The neighborhood features in the New York's Museum of Modern Art 2018 exhibition exploring the architecture of the former Yugoslavia, Toward a Concrete Utopia: Architecture in Yugoslavia, 1948–1980. The museum researchers preparing the exhibition, stated that Cerak Vinogradi is the only modern neighborhood in former Yugoslavia that hasn't been ruined by additional construction on the green areas and that ambient unit hasn't been devastated. Due to architectural-urbanistic value, the area was originally under the regime of "full protection", meaning complete preservation of the area, with no changes (possible use changes inside particular objects, with preservation of the authenticity and architectural values of the object) - Criteria K2, K8, K6. On 18 January 2019, Cerak Vinogradi was placed under the state protection and declared a cultural monument, as the first modern neighborhood in Belgrade to be protected. After the Concrete Utopia exhibition was finished, together with New Belgrade's Block 23, Cerak Vinogradi remained represented at museum's permanent collection.
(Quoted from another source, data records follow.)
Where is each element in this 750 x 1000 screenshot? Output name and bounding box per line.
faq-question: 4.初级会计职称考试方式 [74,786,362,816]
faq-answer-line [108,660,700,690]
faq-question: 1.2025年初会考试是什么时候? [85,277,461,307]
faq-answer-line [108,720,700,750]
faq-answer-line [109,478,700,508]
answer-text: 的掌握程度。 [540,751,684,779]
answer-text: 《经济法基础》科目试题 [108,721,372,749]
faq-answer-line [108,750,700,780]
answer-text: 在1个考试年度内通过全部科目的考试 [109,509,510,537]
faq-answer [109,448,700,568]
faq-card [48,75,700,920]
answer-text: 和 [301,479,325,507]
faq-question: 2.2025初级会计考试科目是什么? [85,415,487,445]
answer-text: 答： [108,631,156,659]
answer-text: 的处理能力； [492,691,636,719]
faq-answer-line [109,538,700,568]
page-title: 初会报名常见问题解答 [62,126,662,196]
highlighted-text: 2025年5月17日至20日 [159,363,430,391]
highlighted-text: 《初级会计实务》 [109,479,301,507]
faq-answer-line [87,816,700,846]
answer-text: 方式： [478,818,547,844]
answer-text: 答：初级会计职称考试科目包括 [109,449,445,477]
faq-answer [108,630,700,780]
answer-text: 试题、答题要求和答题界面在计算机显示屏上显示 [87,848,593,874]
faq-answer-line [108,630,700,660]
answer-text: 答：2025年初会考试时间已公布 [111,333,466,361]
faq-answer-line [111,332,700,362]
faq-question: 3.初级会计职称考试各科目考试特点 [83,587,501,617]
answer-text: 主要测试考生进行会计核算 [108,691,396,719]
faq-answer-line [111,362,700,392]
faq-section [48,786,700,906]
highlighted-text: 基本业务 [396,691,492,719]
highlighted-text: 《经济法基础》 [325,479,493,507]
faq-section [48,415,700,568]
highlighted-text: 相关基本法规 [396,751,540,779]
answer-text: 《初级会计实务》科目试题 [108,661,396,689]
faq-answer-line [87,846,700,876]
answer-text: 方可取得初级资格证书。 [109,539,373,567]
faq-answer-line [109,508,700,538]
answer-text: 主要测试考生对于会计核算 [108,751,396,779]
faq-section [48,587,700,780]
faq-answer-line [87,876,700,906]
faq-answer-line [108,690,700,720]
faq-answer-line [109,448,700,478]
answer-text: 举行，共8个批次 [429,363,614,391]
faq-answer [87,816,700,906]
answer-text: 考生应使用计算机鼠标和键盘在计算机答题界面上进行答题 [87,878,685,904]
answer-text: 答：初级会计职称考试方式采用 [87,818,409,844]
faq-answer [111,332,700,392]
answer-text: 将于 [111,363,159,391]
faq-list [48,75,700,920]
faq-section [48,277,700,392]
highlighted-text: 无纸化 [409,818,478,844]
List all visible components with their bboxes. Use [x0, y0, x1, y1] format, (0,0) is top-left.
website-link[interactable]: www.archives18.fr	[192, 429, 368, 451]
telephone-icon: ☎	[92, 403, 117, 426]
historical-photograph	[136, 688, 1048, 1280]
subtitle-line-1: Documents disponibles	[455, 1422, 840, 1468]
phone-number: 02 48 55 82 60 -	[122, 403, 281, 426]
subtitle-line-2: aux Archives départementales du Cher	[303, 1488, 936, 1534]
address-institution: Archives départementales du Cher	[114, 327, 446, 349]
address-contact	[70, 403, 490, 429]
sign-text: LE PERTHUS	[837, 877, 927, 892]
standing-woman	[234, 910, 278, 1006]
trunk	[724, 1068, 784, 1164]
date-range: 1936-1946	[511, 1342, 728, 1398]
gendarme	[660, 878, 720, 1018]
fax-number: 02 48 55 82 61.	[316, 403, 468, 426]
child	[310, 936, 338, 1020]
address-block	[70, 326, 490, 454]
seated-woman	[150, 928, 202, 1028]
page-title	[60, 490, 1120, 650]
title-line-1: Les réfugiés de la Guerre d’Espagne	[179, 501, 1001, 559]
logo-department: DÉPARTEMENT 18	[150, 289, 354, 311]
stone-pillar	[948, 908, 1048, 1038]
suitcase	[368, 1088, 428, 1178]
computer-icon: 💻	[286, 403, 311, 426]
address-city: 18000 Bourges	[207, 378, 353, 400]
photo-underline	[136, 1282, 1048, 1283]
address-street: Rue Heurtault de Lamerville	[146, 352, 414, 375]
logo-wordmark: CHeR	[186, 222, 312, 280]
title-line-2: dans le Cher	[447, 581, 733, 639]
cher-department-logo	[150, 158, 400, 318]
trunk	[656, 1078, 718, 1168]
After previous bad experience with Blocks 61, 62 and 63, where they had to work under the dictate of the urbanists, here the Marušićs worked together with the chief urbanist in the project, Dragutin Kadović. They followed the rules set by the Roman architect Vitruvius in the 1st century: architecture depends on order, layout, eurythmics, symmetry and economy. The resulting architecture of Cerak Vinogradi is "stylishly clear, inconspicuous, economically rational and proportional to the people of all generations, offering the sense of harmony, simplicity and warmth". It was named as the prime example of late Modern architectural style.

The neighborhood remains one of the last integrally planned urban units in Belgrade and the superior achievements in the entire Yugoslav architecture. Authors (Milenija and Darko Marušić and Nedeljko Borovnica) won The October prize (Оktobarska nagrada) for the Cerak Vinogradi project in 1985.

== Transportation ==

Cerak Vinogradi is a few minutes away from the park-forest of Košutnjak, a short bus ride from major commercial center of Banovo Brdo, river Sava and the island and lake of Ada Ciganlija. It is also well connected with the rest of the city by public bus (GSP Belgrade) lines 23, 37, 50, 51, 52, 53, 56, 59, 89, 531, 532, 533 and 534.